Ich traue Bayer die Meisterschaft absolut zu – weil die Mannschaft sowohl die Qualität als auch die Mentalität für den Titel hat. Sie wirkt sehr gefestigt und ist bisher sogar in der Lage, die Ausfälle wegen des Afrika-Cups zu kompensieren. Trainer Xabi Alonso ist ein Glücksfall für Bayer. Er findet genau das richtige Maß, um eine Mannschaft zu führen. Sie hat seine Philosophie von Fußball verinnerlicht. Manchmal entwickelt sich in einer Saison eine gewisse Eigendynamik, das haben die letzten beiden Auswärtssiege in letzter Minute in Augsburg und Leipzig gezeigt. Noch vor kurzem hätte Bayer diese Spiele wohl nicht gewonnen. Nach diesen Siegen verdichten sich die Anzeichen, dass Leverkusen den Titel holen kann.
…mit einem überragenden Ex-Kölner Florian Wirtz als Dreh- und Angelpunkt.
Seine FC-Zeit ist nun auch schon vier Jahre her. Florian Wirtz ist ein Fußballer, bei dem mir das Herz aufgeht. Er wird permanent gedoppelt und befreit sich dann technisch so genial. Ich war auch ein Spieler, der mal etwas Besonderes probiert hat. Es ist eine Freude, den Jungen spielen zu sehen. Bleibt er gesund, dann steht ihm noch Großes bevor.
Herr Littbarski, Sie waren am vergangenen Freitag bei der Trauerfeier von Franz Beckenbauer in der Allianz Arena. Wie haben Sie den Abschied von der Fußball-Legende empfunden?

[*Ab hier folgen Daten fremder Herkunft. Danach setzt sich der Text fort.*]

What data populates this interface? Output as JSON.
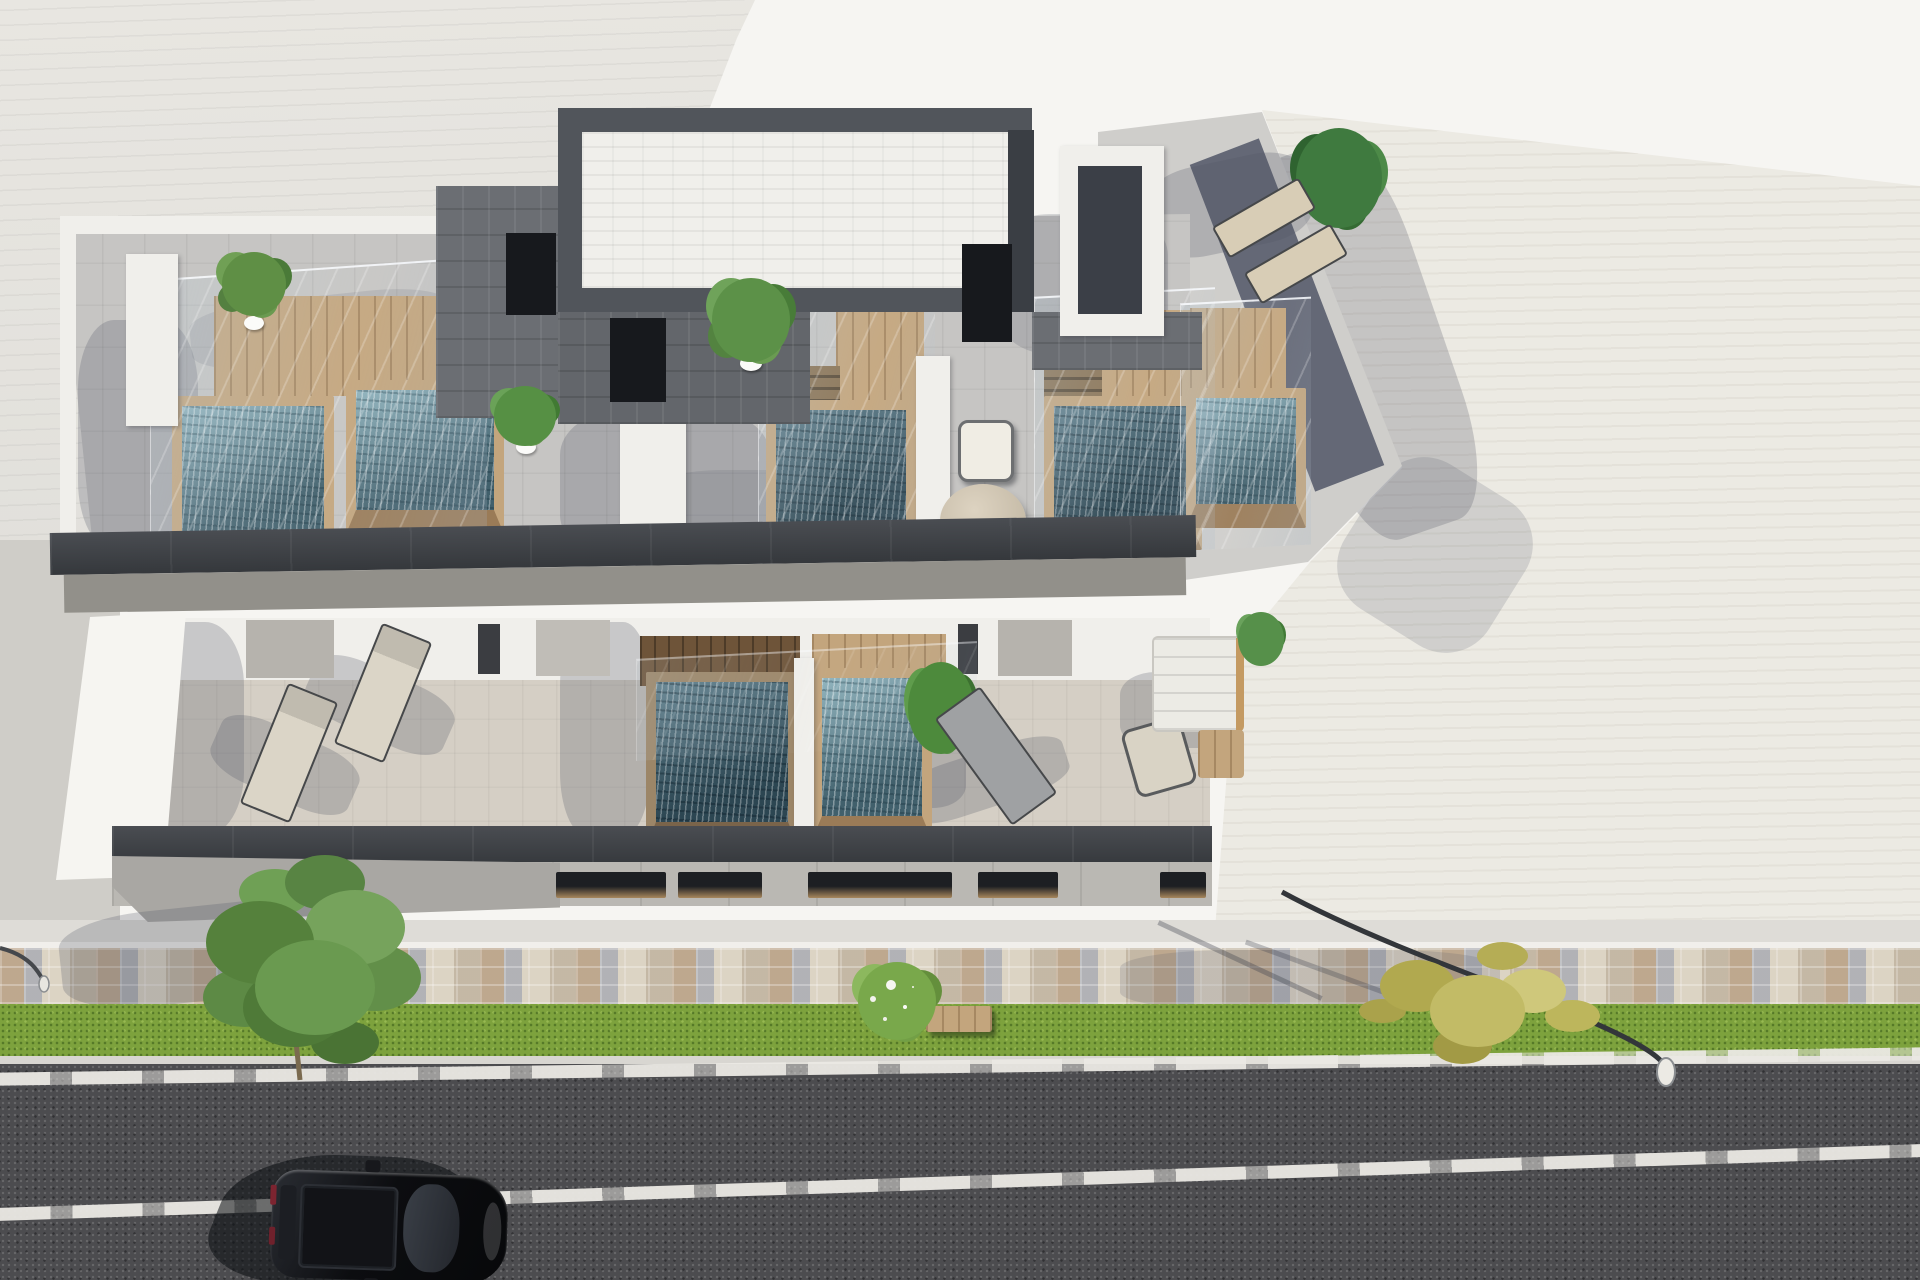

Franz war eine einzigartige Persönlichkeit. Ein wunderbarer Spieler, Trainer und vor allem Mensch, für den ich große Bewunderung habe. Er hatte diese Leichtigkeit, diese Aura, die einzigartig war, die aber niemals auf Kosten anderer ging. Nach der Trauerfeier im Stadion haben viele langjährige Weggefährten noch lange zusammengesessen, geredet und in Erinnerungen geschwelgt. Auch die Jungs, mit denen er 1990 Weltmeister geworden war. Es war damals alles andere als leicht, diese Mannschaft mit den vielen Alpha-Tieren zu führen und zusammen zu schweißen, doch Franz schaffte das überragend. Franz hat sich von oben sicherlich gefreut, uns in dieser Runde zusammen zu sehen.